Twice a week Osama tutors freshmen students from the Arab sector in math. “These students had poor achievement in math and difficulty with Hebrew, so I sit with them, explain the math, help them understand and help them overcome their difficulties. And they are improving, thanks to our sessions,” he says. Osama looks ahead. “In the future, I hope to do something with Kadima Mada, or volunteer for anything needed.” He would like “to find an interesting job related to cyber studies, work for a year or two, and then go on to study information systems.”

Zohar Cohen, software engineering student

Another Briess Family scholarship recipient is Zohar Cohen, 22, who is completing her first year in the software engineering track. She says, “I have a brother who studied cyber, so I decided to try it and am enjoying it very much.”

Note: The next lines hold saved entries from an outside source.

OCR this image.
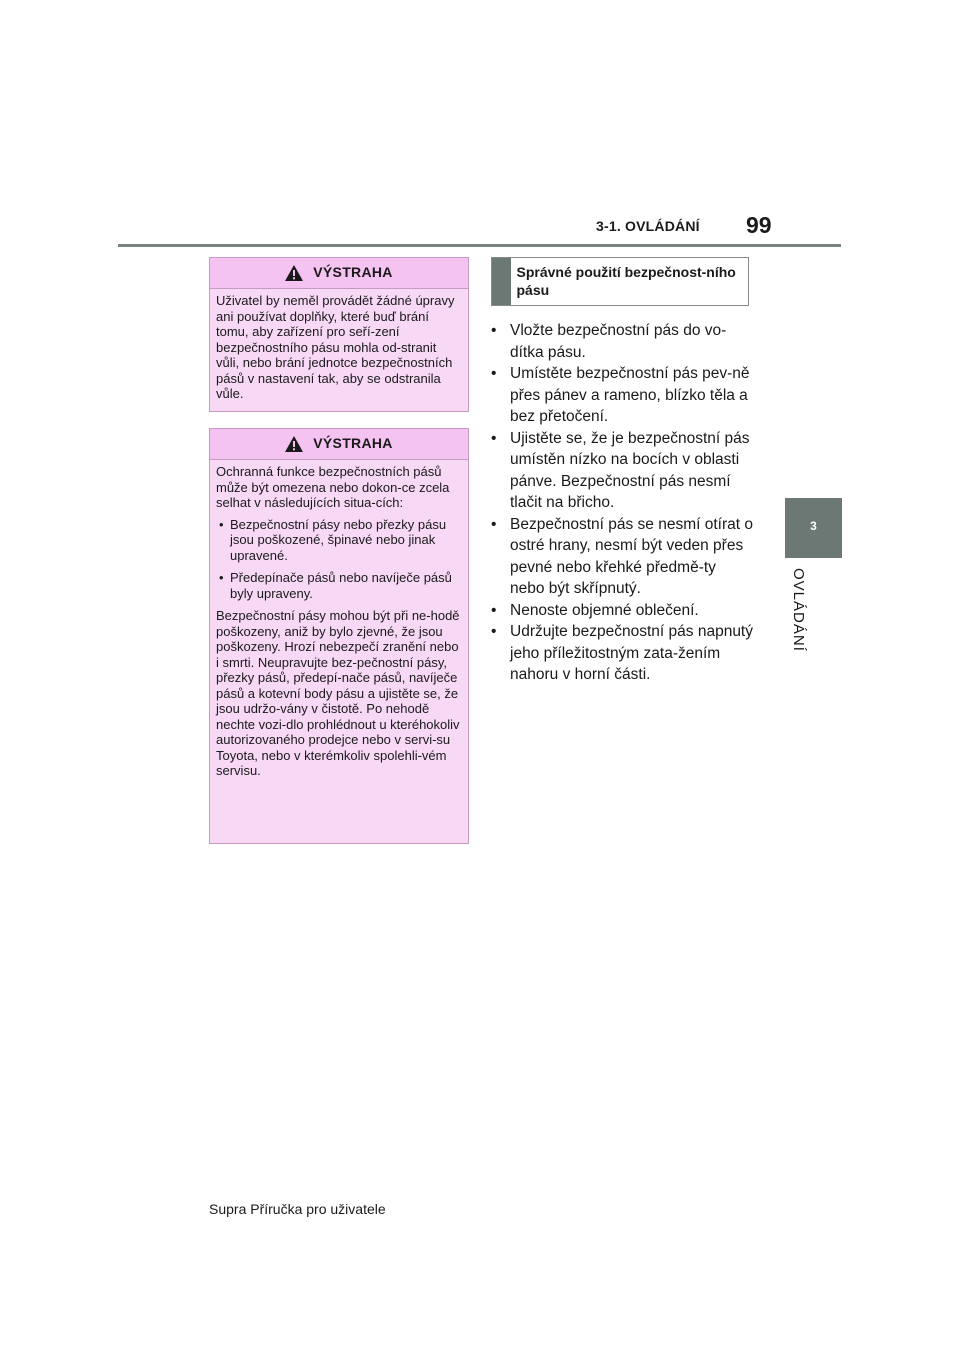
3-1. OVLÁDÁNÍ 99
3
OVLÁDÁNÍ
VÝSTRAHA

Uživatel by neměl provádět žádné úpravy ani používat doplňky, které buď brání tomu, aby zařízení pro seří-zení bezpečnostního pásu mohla od-stranit vůli, nebo brání jednotce bezpečnostních pásů v nastavení tak, aby se odstranila vůle.

VÝSTRAHA

Ochranná funkce bezpečnostních pásů může být omezena nebo dokon-ce zcela selhat v následujících situa-cích:

• Bezpečnostní pásy nebo přezky pásu jsou poškozené, špinavé nebo jinak upravené.
• Předepínače pásů nebo navíječe pásů byly upraveny.

Bezpečnostní pásy mohou být při ne-hodě poškozeny, aniž by bylo zjevné, že jsou poškozeny. Hrozí nebezpečí zranění nebo i smrti. Neupravujte bez-pečnostní pásy, přezky pásů, předepí-nače pásů, navíječe pásů a kotevní body pásu a ujistěte se, že jsou udržo-vány v čistotě. Po nehodě nechte vozi-dlo prohlédnout u kteréhokoliv autorizovaného prodejce nebo v servi-su Toyota, nebo v kterémkoliv spolehli-vém servisu.

Správné použití bezpečnost-ního pásu
• Vložte bezpečnostní pás do vo-dítka pásu.
• Umístěte bezpečnostní pás pev-ně přes pánev a rameno, blízko těla a bez přetočení.
• Ujistěte se, že je bezpečnostní pás umístěn nízko na bocích v oblasti pánve. Bezpečnostní pás nesmí tlačit na břicho.
• Bezpečnostní pás se nesmí otírat o ostré hrany, nesmí být veden přes pevné nebo křehké předmě-ty nebo být skřípnutý.
• Nenoste objemné oblečení.
• Udržujte bezpečnostní pás napnutý jeho příležitostným zata-žením nahoru v horní části.
Supra Příručka pro uživatele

Recently married, Zohar lives in Kiryat Shmona, where she attended a high school for religious girls. After serving in the national service she worked for two years as a medical secretary at a hospital in Afula, then as a deputy manager of a gas station, a post she gave up to attend college. Zohar appreciates the support of the teaching staff. “It’s a small place, which is a great advantage because we are close to our lecturers. Everyone is addressed personally by the staff. The lecturers do everything they can to help – they really want us to succeed. It feels like family.” She reflects on the scholarship. “It’s tremendously helpful. I stopped working because of my studies, and it took my husband quite some time to find a job. This scholarship was income that was essential for us.” She envisions moving to Afula with her husband. “My first priority is to complete my studies, then I’ll find my way into the cyber industry.”

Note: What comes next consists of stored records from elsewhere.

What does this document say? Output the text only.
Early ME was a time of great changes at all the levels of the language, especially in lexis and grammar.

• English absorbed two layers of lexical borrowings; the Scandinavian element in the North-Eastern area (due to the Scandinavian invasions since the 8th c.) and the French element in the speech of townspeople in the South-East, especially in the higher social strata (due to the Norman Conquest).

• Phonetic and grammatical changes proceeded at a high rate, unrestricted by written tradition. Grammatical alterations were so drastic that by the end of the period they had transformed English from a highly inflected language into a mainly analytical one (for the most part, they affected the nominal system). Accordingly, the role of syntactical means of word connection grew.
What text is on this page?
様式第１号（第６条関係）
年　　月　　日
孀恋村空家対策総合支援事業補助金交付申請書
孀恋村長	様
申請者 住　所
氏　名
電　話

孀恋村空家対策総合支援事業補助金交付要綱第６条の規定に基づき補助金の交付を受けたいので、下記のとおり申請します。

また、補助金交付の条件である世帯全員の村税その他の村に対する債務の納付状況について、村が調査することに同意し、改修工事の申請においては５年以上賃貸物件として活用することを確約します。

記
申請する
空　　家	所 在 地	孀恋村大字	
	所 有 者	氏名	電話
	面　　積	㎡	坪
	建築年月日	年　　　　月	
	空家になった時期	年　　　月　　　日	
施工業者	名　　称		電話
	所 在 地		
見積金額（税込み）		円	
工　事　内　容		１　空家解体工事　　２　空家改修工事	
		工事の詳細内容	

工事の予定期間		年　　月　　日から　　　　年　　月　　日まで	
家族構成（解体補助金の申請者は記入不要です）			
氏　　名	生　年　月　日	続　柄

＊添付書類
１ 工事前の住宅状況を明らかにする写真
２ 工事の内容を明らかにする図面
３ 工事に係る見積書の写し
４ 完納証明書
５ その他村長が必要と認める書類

Roza Carem, one of only four women learning software engineering with a focus on cyber studies
Roza Carem, a student on scholarship at Tel Hail Technical College in Israel

Roza Carem, a student on scholarship at Tel Hai Technical College in Israel

Roza Carem, 19, was born and raised in Eilabun, an Arab town about 40 miles from the college, where she still lives. She has two older sisters and a brother, and works at a hotel in Kfar Giladi, less than a mile away from the college. In high school Roza majored in biology, chemistry and English. Now in her first year of the software engineering track with a focus on cyber studies, Roza is one of only four women. She recounts the beginning of her college experience. “It was a bit hard at first, but now it’s OK,” Roza says. She describes the college ambience. “There’s a good atmosphere on campus. Everyone wants to help, and people like studying together,” she shares. Like Osama, she tutors other students, adding, “I help those with difficulties in mathematics, who find math intimidating.” And like Osama, after she completes the college program she plans to continue her studies.

Osama, Zohar and Roza can make the most of their college education as a result of the Briess family scholarship, and they are helping other students overcome obstacles to learning to benefit as well. In this very generous way, a scholarship fund not only empowers students to reach their potential, but allows many to profit from their ORT education.